Himalaya, un sueño roto en mil pedazos

De niño soñaba con ir a la Cordillera del Himalaya.

Mi imaginación ha volado tantas veces sobre los ochomiles…, el techo del mundo, bien lejos de la marabunta de las ciudades. En ese mítico lugar he seguido las huellas del yeti, o como decimos los hispanohablantes, «El Abominable Hombre de las Nieves», un escurridizo homínido, quizá el eslabón perdido entre la humanidad y los simios.

También he llamado a la puerta de escondidos monasterios, donde viven sabios monjes que conocen los secretos del tiempo, el lenguaje del viento y de la lluvia, maestros de aquellas artes marciales que te hacen invencible frente a los malvados.

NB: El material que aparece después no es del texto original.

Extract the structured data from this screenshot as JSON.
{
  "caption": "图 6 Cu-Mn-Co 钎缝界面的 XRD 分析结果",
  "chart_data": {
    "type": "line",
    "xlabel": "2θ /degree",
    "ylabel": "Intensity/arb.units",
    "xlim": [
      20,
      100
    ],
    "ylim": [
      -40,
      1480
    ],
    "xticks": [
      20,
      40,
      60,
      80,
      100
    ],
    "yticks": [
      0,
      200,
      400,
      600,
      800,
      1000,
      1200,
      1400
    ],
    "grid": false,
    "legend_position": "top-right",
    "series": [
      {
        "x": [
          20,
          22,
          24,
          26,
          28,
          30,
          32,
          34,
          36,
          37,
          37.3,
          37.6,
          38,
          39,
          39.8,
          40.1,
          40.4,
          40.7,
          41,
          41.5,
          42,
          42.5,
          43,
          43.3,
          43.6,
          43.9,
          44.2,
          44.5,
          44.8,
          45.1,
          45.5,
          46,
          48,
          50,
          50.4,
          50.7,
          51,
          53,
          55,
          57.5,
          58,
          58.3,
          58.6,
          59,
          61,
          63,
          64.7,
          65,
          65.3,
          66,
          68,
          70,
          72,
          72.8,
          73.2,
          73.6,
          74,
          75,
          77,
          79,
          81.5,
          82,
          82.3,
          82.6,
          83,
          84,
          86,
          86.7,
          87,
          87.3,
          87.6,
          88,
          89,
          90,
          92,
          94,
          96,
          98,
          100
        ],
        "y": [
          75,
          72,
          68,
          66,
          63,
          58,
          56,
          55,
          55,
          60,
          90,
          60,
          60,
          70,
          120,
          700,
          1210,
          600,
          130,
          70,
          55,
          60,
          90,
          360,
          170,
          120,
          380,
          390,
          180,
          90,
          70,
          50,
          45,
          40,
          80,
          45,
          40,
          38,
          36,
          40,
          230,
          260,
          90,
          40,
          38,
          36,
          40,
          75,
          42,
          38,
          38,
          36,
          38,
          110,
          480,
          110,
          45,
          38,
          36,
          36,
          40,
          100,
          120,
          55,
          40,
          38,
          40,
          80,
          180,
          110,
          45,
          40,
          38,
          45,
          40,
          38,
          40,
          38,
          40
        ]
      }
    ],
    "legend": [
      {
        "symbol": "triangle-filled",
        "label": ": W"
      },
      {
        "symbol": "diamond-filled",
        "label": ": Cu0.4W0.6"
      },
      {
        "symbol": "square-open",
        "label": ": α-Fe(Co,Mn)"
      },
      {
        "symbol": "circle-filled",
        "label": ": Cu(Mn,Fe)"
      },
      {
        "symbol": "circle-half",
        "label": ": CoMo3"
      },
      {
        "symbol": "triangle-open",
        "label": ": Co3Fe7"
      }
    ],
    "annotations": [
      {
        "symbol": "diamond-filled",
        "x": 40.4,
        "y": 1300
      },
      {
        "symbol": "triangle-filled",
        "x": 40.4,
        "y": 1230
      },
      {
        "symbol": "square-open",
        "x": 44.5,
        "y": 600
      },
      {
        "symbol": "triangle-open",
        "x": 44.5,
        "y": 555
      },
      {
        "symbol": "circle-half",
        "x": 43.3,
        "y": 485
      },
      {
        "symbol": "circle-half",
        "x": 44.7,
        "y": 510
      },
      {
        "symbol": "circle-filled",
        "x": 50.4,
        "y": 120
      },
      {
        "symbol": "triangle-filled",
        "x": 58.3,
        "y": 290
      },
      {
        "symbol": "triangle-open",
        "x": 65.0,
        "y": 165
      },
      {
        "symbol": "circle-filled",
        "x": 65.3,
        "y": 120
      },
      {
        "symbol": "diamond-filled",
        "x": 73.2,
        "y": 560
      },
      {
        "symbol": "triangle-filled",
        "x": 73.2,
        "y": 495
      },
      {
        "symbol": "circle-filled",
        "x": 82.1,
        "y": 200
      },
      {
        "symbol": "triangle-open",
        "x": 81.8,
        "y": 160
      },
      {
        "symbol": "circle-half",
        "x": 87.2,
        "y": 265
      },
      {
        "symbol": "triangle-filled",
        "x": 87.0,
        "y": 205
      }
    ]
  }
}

Pasó el tiempo y tropecé con el muro de la realidad. Qué triste es abrir los ojos y ver mis sueños convertidos en humo: El yeti es el protagonista de miles y miles de absurdos articulos, videos y programas de televisión, vendidos como verdades por esa inmensa horda de analfabestias, que confunden a las audiencias con toda clase de delirios pseudocientíficos, como afirmar que la tierra es plana, que las vacunas son malas o que las pirámides las construyeron los extraterrestres.

Con las religiones me ocurre lo mismo. Cuanta falsedad ocultan, detras de sus rezos, liturgias y rituales repetitivos. La sabiduría no consiste en mantener creencias ilógicas, manipuladas a lo largo de la historia, al servicio del poder de turno.

Mis idealizados monjes budistas afirman que si somos malas personas nos reencarnaremos en animales (como si eso fuera una desgracia) y que la felicidad consiste en no desear nada, resultando, por ejemplo, que mi cenicero, a mi pesar, es más feliz que yo.

Descartados los sueños primeros, me quedó el deseo de visitar esos maravillosos paisajes de las alturas, donde lo natural triunfa en su explendor, bien lejos de las masificadas y sucias urbes.

Esa inmensa cordillera que parte en Asia en dos, con bosques tan densos como inexplorados, cuna de especies únicas, tanto animales como vegetales, promete ser el paraíso del naturalista. Pero tampoco es así. La triste moda de los retos deportivos no deja lugar, por remoto que sea, sin profanar. En la fografía vemos al leopardo de las nieves, Panthera uncia, un bello exponente de tan exótica fauna, cada vez más escaso.

No deberíamos confundir la Naturaleza con una pista de entrenamiento y desafíos extremos. Hace años, el alpinismo era cuestión de minorías. Conocí a los que se sentían ofendidos si a esta actividad se le llamaba deporte, para ellos era mucho más, un arte, incluso una religión. Pero todo cambia y se transforma. Hoy se ha convertido en un entretenimiento bastante común. Veo que ya no es preciso amar las montañas ni reparar en las heridas que le infrigimos ni en los residuos que dejamos, sin conciencia alguna. Somos los legítimos herederos del tristemente famoso «caballo de Atila«, aquel que por donde pasaba no crecía la hierba.

El que tenga presupuesto para adquirir un costoso equipo, acudir a sudados gimnasios con rocódromos, viajar en explendidos todoterrenos y volar miles de kilómetros, se considera un experto alpinista y montañero. Luego, pasa lo que pasa, que tenemos que estar continuamente recurriendo a helicópteros y brigadas de especialistas para rescatar a los imprudentes urbanitas, operaciones costosas y no exentas de peligro. Por contra, también hay ciudadanos concienciados, que de forma voluntaria y altruista, emplean su tiempo libre en librar las montañas de basuras y restos de material, como clavos, cuerdas, mosquetones y demás parafernalia.

Si el asunto en España es lamentable, en la Cordillera del Himalaya es un escándalo. Hablamos de miles de personas subiendo a la vez por las laderas del Everest o el Annapurna, abandonando toneladas de residuos de toda índole.

Las imágenes de esta invasión son terroríficas, como un sueño roto en mil pedazos.


La humanidad se encuentra en una encrucijada. Ya no es posible la neutralidad, hay dos bandos en conflicto:

Unos, actúan como si los recursos fueran infinitos, el calentamiento global una superchería, la contaminación una bagatela y la pérdida de biodiversidad, una estupidez. La Naturaleza debe estar a su servicio y se sienten los reyes de la creación.

Los otros, no tienen el poder económico, ni político, tampoco controlan los medios de contaminación. Afirman que son parte de la Naturaleza y que de su salud depende la suya. Tienen razón y la Ciencia está con ellos. Pero temo que eso no sea suficiente.